Таффи закрыл «Теорию социального бунта» и повернулся к нему.
— Знаешь, хоть ты и водишь этот свой трухлявый фургон и устанавливаешь сигнализацию, которая ни к чёрту не годится, от тебя всё равно разит коппером.
— Ведь это же естественно, — сказал Даффи, вставая, — а почему ты думаешь, что я не могу учуять в тебе мошенника?

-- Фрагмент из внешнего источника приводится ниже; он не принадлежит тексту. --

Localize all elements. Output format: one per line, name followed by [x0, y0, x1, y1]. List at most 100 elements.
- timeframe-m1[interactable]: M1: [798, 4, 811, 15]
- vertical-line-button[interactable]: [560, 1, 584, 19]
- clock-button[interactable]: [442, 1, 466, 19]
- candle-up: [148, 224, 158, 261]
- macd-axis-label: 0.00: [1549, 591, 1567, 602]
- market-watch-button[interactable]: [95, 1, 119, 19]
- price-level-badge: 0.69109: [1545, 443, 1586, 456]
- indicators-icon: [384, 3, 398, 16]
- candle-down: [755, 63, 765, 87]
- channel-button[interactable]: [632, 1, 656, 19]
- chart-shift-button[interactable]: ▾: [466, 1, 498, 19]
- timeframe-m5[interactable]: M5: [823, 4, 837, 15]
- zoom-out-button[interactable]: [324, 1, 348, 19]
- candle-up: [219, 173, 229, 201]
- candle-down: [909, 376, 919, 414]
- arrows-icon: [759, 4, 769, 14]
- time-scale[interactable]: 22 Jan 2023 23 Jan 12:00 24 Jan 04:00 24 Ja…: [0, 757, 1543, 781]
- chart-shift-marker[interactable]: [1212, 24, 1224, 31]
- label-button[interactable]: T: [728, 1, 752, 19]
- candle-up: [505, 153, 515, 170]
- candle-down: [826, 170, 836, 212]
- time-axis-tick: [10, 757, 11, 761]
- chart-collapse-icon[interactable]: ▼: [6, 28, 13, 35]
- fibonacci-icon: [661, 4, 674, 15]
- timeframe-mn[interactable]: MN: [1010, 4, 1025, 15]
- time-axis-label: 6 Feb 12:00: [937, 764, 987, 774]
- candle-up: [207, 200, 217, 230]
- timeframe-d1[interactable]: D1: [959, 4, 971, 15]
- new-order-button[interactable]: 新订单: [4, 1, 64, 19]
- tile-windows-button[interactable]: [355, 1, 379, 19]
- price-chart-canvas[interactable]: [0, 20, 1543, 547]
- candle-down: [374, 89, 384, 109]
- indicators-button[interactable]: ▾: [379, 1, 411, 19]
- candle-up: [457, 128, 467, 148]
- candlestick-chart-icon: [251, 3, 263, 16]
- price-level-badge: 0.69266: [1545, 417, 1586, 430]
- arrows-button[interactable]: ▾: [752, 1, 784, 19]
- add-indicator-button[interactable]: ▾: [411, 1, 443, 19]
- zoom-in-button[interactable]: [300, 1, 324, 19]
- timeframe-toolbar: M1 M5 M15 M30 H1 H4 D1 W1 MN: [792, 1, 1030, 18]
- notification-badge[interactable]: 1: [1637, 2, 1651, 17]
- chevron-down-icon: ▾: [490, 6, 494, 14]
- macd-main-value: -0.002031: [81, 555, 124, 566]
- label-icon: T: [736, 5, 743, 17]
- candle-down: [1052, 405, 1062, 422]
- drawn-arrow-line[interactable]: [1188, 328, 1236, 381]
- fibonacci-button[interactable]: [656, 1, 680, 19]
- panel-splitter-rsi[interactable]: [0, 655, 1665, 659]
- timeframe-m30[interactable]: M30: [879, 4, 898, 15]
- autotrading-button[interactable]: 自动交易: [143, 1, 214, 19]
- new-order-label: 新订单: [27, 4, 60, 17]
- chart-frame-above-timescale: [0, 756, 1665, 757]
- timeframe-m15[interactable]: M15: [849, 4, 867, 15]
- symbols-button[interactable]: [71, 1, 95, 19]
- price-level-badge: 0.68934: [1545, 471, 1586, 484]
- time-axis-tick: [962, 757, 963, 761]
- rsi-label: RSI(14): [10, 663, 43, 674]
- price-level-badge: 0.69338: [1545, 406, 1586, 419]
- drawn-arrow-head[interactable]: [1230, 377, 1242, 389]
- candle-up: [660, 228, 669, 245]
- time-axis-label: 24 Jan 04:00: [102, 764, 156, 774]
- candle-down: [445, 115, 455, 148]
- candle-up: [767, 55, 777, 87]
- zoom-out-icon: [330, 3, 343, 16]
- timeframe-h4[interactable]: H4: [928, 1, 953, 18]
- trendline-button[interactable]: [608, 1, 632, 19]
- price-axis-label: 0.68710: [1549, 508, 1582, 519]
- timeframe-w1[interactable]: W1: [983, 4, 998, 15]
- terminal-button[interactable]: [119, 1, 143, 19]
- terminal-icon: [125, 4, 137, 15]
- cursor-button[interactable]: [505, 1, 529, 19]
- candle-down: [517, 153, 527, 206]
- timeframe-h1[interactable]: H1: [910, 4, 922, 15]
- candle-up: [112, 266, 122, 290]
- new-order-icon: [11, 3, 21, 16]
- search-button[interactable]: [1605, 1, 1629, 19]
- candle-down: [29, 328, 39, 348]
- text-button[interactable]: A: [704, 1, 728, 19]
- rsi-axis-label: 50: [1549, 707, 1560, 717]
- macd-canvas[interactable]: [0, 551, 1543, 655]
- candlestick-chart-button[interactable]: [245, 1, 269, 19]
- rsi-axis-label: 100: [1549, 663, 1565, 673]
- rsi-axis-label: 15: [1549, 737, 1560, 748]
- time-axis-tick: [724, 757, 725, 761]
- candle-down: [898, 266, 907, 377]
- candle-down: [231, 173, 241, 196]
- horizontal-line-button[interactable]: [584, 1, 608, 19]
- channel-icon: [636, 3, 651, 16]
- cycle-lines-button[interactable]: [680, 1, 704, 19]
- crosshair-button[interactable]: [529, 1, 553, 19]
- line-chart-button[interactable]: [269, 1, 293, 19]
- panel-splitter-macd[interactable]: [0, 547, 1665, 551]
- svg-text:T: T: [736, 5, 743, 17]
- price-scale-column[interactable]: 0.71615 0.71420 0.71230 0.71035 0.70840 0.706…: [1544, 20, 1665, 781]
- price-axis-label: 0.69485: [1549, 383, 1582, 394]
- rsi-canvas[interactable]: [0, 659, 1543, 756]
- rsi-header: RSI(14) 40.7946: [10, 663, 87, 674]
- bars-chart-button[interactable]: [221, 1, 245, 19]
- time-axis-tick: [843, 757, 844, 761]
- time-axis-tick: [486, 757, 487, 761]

Сержант Барри Вайн, которого ни капельки не заботило, разит от него полицейским или нет, не собирался возвращаться в Браунскомб-Холл до вечера, но не возражал сделать это и пораньше. По крайней мере, это хоть на какое-то время отвлечёт его от бесплодного корпения над делом Джимми Бекфорда. В деле этом почти всё вроде бы никаких затруднений не вызывало — но вот именно, что «почти». В лесу — это его лагерь. Да, и все вещи там тоже его. Да, он в течение некоторого времени был знаком с потерпевшей. Да, он испытывал к ней чувство. Нет, это чувство не было взаимным. Будет ли преувеличением, сэр, если я, скажем, предположу, что вы были влюблены в эту женщину, а она не обращала на вас внимания? Нет, сэр, это не будет особым преувеличением. Вот только он этого не делал. Где он был между обедом и ужином? Что ж, он бродил по окрестностям, но в лагерь не заглядывал, он был в лесу с другой стороны дома. Он представлял, что он в армии. Понимаю, сэр, но во время того, как вы представляли, что вы в армии, вы никого не видели? О да, он видел Таффи, и Вика, и Белинду, и Лукрецию. Так, значит, они могут подтвердить, что встретили вас? О нет, они меня не встретили. Это я их видел. А они вас нет? Ну да, он ведь представлял, что он в армии. Соответственно, действовал скрытно и осторожно. Послушайте, сэр, будь вы на моём месте, вы бы поверили тому, что вы мне тут сейчас рассказываете? Джимми Бекфорд, заключённый под стражу, но пока ещё без предъявленного обвинения, думал над этим вопросом довольно долго, и его ответ произвёл впечатление на сержанта Вайна. Если бы вы знали, как я любил Анжелу, сказал он, вы бы поняли, что я не мог этого сделать. Барри Вайн был человек семейный и при этом полицейский, но слова Джимми его на удивление тронули.